In comparison to regular college courses and traditional online courses, MOOCs are courses that do not earn students credit, do not require a fee and are available to people outside the host school.
Georgetown will partner with edX, a Web platform that offers MOOCs, according to the Post.
In addition to Georgetown, more than 200 universities have expressed interest in working with edX since Harvard University and the Massachusetts Institute of Technology announced their collaboration with the company in May, according to a statement on edX’s website.
MOOCs are nothing new. The idea traces as far back as the 1960s. However, researchers attribute the hype to elite universities’ recent commitment to the movement.
At Boston University, we have seen a similar movement.
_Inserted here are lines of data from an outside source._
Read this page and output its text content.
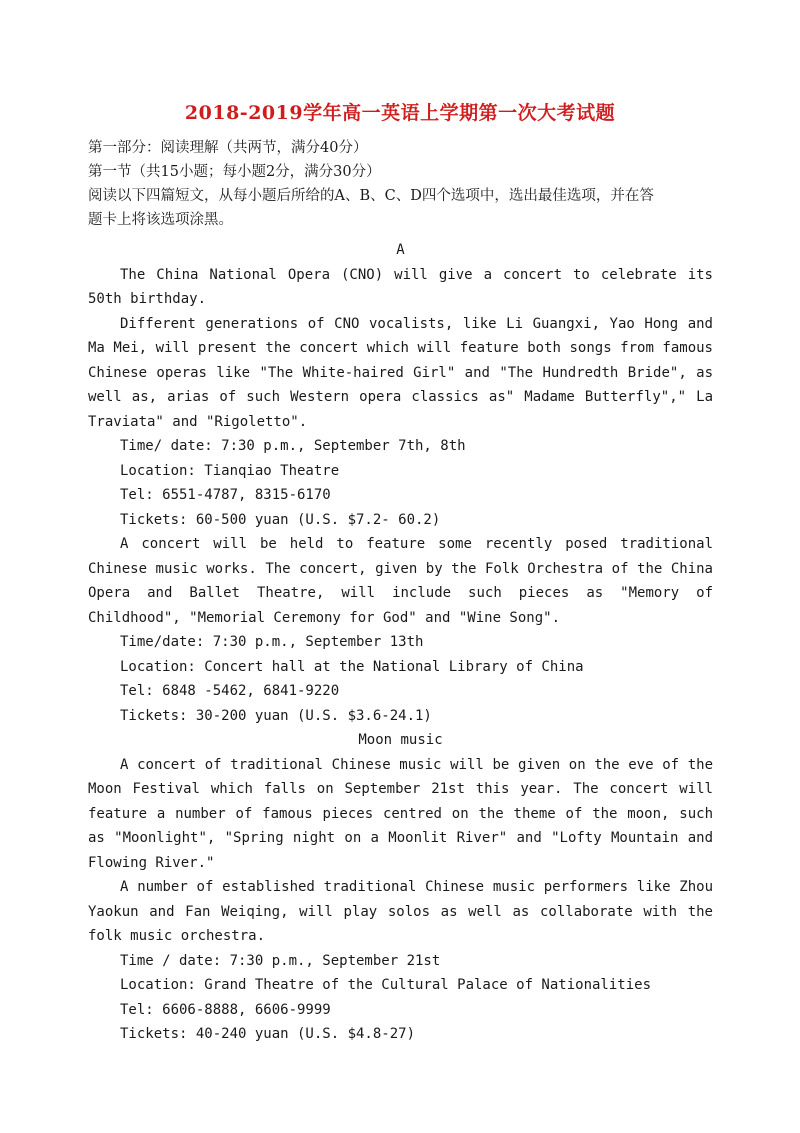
2018-2019学年高一英语上学期第一次大考试题
第一部分：阅读理解（共两节，满分40分）
第一节（共15小题；每小题2分，满分30分）
阅读以下四篇短文，从每小题后所给的A、B、C、D四个选项中，选出最佳选项，并在答
题卡上将该选项涂黑。
A
The China National Opera (CNO) will give a concert to celebrate its 50th birthday.
Different generations of CNO vocalists, like Li Guangxi, Yao Hong and Ma Mei, will present the concert which will feature both songs from famous Chinese operas like "The White-haired Girl" and "The Hundredth Bride", as well as, arias of such Western opera classics as" Madame Butterfly"," La Traviata" and "Rigoletto".
Time/ date: 7:30 p.m., September 7th, 8th
Location: Tianqiao Theatre
Tel: 6551-4787, 8315-6170
Tickets: 60-500 yuan (U.S. $7.2- 60.2)
A concert will be held to feature some recently posed traditional Chinese music works. The concert, given by the Folk Orchestra of the China Opera and Ballet Theatre, will include such pieces as "Memory of Childhood", "Memorial Ceremony for God" and "Wine Song".
Time/date: 7:30 p.m., September 13th
Location: Concert hall at the National Library of China
Tel: 6848 -5462, 6841-9220
Tickets: 30-200 yuan (U.S. $3.6-24.1)
Moon music
A concert of traditional Chinese music will be given on the eve of the Moon Festival which falls on September 21st this year. The concert will feature a number of famous pieces centred on the theme of the moon, such as "Moonlight", "Spring night on a Moonlit River" and "Lofty Mountain and Flowing River."
A number of established traditional Chinese music performers like Zhou Yaokun and Fan Weiqing, will play solos as well as collaborate with the folk music orchestra.
Time / date: 7:30 p.m., September 21st
Location: Grand Theatre of the Cultural Palace of Nationalities
Tel: 6606-8888, 6606-9999
Tickets: 40-240 yuan (U.S. $4.8-27)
On Oct. 12, students and staff received an email from President Robert Brown about the formation of a council, the Council on Educational Technology and Learning Innovation, to explore advancements in digital learning, MOOCs being one of the tools up for consideration.
On one hand, BU would benefit from adopting MOOCs because of its role in bringing formal education to geographic areas where those opportunities are limited or non-existent.
However, the university should not kid itself. It seems unlikely that many students will be motivated enough to enroll in such courses. It sounds like a nice idea — expanding skills for a summer or two — but when summer rolls around and we find ourselves working or making travel plans with our friends, are we really going to commit ourselves to these courses? Probably not.
It should also be noted that while MOOCs are a great community service, they cannot replace traditional brick-and-mortar classrooms. They provide little interaction with the instructors, if any. For people who have the opportunity to attend a traditional college, MOOCs should be considered a supplement to traditional education and a supplement only.